Que el mal de altura no estropee tus viajes.

El mal de altura puede producirse por encima de los 2.500 metros

¿Ya has decidido el destino de tus vacaciones de este verano? Si has optado por acudir a un lugar que se encuentra muy por encima del nivel del mar, ten en cuenta que puedes sufrir lo que popularmente se conoce como mal de altura. Conocer sus síntomas y saber cómo reaccionar, sin duda te ayudará a evitar que este trastorno estropee tu viaje. 

¿En qué consiste?

Este trastorno se manifiesta cuando el organismo tiene problemas para adaptarse a las alturas, especialmente en lugares situados por encima de los 2.500 metros sobre el nivel del mar. En esta situación, la presión atmosférica es menor y, por lo tanto, se inspira menos oxigeno. Esto puede llegar a producir una falta de oxigeno en la sangre.

De todos modos, hay que tener en cuenta que no todas las personas que visitan un lugar con estas características van a sufrir mal de altura.

Los síntomas

Los síntomas del mal de altura se perciben tras unas horas de haber llegado al destino, y sobre todo por la noche.

Si sufres mal de altura, notarás síntomas como un gran dolor de cabeza, agotamiento, falta de apetito, vómitos y problemas digestivos. También es habitual la aparición de problemas del sueño y agitación. Incluso algunas personas se despiertan por la noche bruscamente con sensación de ahogo.

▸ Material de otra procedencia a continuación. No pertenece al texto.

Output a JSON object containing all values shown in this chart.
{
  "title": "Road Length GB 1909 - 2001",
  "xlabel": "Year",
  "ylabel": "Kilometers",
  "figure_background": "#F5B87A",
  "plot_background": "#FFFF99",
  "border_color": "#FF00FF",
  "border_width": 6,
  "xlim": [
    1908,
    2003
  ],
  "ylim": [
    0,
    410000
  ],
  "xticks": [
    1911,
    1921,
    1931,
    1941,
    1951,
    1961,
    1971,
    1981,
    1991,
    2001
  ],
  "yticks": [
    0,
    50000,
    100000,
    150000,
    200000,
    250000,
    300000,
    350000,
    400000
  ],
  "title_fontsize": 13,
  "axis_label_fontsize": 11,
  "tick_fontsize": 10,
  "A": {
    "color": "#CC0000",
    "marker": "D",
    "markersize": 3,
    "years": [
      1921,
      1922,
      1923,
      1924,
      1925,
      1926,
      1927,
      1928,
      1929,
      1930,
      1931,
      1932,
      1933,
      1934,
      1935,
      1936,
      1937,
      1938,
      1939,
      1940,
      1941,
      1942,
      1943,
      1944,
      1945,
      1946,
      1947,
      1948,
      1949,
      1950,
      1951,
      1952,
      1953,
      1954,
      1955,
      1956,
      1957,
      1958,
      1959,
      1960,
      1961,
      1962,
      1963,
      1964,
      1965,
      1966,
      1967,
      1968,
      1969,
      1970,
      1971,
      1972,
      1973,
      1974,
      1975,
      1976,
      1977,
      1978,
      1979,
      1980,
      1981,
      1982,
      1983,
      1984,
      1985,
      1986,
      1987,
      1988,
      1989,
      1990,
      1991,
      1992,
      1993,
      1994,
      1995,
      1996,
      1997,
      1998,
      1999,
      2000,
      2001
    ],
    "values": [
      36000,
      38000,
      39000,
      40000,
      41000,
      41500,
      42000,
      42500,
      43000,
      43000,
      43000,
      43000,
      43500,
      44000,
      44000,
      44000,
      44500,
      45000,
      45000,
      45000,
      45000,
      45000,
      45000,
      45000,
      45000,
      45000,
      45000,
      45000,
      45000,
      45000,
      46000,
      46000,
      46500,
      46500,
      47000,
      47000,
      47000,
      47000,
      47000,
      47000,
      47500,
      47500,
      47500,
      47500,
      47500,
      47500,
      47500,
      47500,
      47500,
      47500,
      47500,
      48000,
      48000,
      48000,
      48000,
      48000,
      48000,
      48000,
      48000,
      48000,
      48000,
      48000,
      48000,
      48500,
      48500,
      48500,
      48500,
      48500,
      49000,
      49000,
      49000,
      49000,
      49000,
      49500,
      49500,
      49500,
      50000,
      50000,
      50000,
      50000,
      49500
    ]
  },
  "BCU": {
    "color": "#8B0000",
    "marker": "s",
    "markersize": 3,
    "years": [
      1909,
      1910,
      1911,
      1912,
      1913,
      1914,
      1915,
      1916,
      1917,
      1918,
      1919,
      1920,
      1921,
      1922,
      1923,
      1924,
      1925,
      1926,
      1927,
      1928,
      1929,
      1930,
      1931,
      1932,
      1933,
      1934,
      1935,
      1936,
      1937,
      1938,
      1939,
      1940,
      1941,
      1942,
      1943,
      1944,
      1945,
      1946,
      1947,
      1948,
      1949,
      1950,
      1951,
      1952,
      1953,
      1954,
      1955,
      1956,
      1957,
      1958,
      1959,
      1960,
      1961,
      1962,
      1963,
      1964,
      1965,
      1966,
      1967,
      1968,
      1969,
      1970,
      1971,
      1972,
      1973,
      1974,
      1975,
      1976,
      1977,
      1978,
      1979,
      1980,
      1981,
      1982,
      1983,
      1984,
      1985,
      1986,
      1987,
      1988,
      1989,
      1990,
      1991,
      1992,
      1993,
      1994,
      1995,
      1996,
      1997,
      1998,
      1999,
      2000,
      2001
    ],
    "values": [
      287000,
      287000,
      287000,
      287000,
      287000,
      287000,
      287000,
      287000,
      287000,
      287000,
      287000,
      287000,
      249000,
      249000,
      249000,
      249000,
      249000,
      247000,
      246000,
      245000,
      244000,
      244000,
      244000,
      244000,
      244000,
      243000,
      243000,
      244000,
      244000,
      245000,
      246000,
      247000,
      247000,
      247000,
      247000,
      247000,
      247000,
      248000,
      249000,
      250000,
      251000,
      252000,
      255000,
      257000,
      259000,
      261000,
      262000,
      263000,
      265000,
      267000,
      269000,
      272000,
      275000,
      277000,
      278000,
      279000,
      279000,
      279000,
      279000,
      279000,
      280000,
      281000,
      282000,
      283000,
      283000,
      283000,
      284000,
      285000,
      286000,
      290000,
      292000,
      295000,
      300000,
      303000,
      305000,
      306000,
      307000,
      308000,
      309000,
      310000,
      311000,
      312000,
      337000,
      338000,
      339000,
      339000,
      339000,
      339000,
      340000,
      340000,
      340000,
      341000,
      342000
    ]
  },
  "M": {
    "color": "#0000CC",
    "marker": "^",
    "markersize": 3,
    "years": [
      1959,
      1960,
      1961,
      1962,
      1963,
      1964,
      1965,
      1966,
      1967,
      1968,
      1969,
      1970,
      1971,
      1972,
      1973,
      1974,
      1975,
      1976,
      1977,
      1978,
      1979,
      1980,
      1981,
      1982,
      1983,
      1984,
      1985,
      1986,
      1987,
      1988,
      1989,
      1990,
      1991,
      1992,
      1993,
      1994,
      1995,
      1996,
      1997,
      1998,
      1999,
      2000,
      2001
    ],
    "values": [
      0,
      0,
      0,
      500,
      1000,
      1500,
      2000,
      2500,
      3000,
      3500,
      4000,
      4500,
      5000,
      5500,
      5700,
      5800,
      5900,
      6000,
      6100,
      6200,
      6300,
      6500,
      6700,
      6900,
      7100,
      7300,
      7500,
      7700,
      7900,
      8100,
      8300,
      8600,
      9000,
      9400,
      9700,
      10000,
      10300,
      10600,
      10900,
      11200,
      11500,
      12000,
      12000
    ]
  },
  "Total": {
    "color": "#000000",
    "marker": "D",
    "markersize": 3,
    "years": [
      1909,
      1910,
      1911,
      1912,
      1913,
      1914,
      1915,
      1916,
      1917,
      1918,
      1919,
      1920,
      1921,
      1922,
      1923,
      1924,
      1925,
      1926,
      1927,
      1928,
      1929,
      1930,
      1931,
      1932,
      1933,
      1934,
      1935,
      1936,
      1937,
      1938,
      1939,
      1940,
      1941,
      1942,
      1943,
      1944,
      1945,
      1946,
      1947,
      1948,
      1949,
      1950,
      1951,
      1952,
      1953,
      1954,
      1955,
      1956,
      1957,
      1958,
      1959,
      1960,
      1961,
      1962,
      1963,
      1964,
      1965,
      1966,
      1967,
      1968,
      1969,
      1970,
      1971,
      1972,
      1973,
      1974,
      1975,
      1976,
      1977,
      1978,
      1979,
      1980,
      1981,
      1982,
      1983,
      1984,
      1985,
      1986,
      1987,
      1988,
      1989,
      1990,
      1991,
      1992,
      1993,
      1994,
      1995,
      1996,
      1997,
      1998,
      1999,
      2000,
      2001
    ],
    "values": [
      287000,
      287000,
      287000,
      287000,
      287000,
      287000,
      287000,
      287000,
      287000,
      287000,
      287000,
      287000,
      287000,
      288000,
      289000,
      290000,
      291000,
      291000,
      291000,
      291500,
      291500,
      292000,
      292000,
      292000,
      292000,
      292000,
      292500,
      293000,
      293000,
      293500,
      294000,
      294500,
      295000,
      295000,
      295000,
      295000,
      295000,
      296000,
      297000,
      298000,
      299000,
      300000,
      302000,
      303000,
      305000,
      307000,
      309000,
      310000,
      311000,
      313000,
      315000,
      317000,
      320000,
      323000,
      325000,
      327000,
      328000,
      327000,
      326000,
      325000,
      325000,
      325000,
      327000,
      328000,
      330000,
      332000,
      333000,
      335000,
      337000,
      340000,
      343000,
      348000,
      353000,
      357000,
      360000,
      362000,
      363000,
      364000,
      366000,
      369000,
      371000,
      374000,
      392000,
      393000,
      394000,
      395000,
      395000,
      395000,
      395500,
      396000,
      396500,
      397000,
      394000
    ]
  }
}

 ¿Cómo evitar el mal de altura?

Si quieres evitar este trastorno durante tus vacaciones, es importante que tomes algunas precauciones que ayudarán a que nuestro organismo vaya aceptando el cambio de altura, como las siguientes:

-Procurar descansar los primeros días.

-Inspirar ampliamente.

-Beber mucha agua.

-Evitar el alcohol y el tabaco.

-Seguir una dieta fácil de digerir y rica en carbohidratos y azúcar.

De hecho, existe una regla no escrita en lugares donde es fácil padecer este problema, y que resume muy bien estos consejos: “beber antes de tener sed, comer antes de tener hambre, abrigarse antes de tener frío y descansar antes del agotamiento”.

Además, muchos hoteles cuentan con tubos de oxígeno pensados para ayudar a quienes se sientan mal por el mal de altura. También existen unas píldoras que ayudan a hacer desaparecer los síntomas de este trastorno, y que se comercializan habitualmente en los lugares que se encuentran muy por encima del nivel del mar.